The library is concrete and steel, with robust industrial finishes to tie it into the history of the site as an industrial shipping area. “The mix [of industrial and modern] is something that should be cherished,” she says. “I know it surprises a lot of foreigners when they see the materials and how it’s built, but it also creates a canvas that can be updated as the decades pass and furnishings, and uses, of the space evolve,” she says. It also gives the community a space that can be used heavily by the community in whatever manner they wish, she notes.

The city and foundation wanted the library to function as a “hinge” between the city, larger development, and the water, Ostergard says. To accomplish this, the architects created “a building that didn’t have a direction: a 360-degree viewpoint building [that] doesn’t have a north, south, east, or west direction; it has a shape that sort of turns around itself.” With the open interior of the structure, visitors will be able to view the horizon from every side of the structure, orienting themselves inside the structure based on the exterior views, she says. Two refined, wooden interior volumes—one an auditorium and children’s theater space, and the other a children’s space for play—will provide space where noise and events can be contained without affecting the remainder of the library.

In connection to the library project, a new light-rail line will be built along the harbor’s edge.
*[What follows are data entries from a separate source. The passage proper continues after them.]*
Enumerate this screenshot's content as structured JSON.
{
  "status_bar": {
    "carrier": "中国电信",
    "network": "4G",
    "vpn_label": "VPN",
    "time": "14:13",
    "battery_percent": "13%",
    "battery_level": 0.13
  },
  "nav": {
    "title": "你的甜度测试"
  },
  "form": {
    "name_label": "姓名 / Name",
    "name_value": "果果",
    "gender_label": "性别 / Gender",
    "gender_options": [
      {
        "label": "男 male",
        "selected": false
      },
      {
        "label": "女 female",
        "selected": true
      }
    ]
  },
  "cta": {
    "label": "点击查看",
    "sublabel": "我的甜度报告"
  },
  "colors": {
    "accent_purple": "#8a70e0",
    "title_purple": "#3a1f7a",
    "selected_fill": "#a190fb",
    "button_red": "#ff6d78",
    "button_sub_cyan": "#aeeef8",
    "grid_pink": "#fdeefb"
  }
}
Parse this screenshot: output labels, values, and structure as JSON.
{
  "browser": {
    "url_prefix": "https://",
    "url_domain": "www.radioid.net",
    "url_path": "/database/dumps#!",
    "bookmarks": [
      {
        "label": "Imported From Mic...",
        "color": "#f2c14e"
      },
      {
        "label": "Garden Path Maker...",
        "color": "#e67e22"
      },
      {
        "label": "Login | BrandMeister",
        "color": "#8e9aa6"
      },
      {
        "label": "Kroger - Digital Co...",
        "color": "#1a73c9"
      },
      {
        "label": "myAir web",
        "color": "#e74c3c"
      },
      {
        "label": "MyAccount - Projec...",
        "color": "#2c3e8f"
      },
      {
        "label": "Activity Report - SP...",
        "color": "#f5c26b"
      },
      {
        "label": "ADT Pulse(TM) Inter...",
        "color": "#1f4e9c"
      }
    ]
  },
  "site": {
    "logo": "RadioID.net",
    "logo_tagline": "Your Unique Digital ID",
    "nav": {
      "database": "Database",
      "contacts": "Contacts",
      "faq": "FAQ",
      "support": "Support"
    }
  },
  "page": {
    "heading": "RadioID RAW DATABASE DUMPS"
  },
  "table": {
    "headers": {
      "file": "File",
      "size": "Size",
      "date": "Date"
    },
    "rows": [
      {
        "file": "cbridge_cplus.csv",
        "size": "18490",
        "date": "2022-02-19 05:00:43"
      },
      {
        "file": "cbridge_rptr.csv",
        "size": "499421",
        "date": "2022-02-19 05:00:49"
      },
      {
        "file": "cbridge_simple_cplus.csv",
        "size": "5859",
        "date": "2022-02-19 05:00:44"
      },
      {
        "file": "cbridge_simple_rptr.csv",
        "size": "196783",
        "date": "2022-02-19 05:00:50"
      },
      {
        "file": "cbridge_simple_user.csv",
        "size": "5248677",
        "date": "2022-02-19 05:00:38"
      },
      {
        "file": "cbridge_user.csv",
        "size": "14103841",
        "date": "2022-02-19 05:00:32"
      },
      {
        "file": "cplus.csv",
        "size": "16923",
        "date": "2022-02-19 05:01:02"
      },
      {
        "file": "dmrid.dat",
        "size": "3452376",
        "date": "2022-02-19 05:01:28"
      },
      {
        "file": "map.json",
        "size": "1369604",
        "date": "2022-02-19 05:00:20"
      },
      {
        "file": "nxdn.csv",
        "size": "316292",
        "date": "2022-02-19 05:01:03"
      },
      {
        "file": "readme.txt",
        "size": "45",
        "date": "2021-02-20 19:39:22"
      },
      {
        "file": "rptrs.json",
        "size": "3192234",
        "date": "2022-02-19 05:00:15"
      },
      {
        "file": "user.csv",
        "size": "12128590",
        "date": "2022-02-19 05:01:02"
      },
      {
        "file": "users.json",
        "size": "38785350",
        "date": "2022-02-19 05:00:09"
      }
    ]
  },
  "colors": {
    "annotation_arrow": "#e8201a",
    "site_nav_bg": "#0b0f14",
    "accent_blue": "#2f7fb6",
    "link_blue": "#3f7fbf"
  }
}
This line will be elevated slightly from the existing rail line that operates along the route to provide the harbor line with a sea barrier that anticipates sea level surges of 2.5 m above the typical sea level baseline, Pedersen says. To protect the city from flooding along the river—which extends from the harbor into the center of the city—locking barriers will be placed at the mouth of the river.

The gates will be closed should the waters rise approximately 1.5 m over the current average daily water line. Once closed, pumps located along the river will pump the water back into the sea at a rate of 18 m3/sec. Currently, structures that protect against a 2.5 m water level increase are “standard in this area of Denmark,” Pedersen says. “If we were at the west coast of Jutland in Denmark, it would be quite different, but we are on the east coast and it is an inner sea,” he explains. As a result, storm surges are less severe, he says, and experts anticipate that 2.5 m protection above the current normal baseline level of the sea will be sufficient protection for the next 100 years.

Sustainability and energy conservation for the future have also been important considerations for the development. The shape of the building has been optimized so that the upper, beveled level shades the lower levels and terraces during the summer months, while in winter the low angle of sunlight will be able to reach deep within the building and library volume. Seawater cooling will be used to save energy within the building, cooling the mechanical room as well as the upper level floor, according to the website. Atop the roof, 3,300 m2 of solar cells will generate energy.

Access to the Dokk1 building is anticipated to be ready by 2015. The entire project is scheduled for completion in 2016.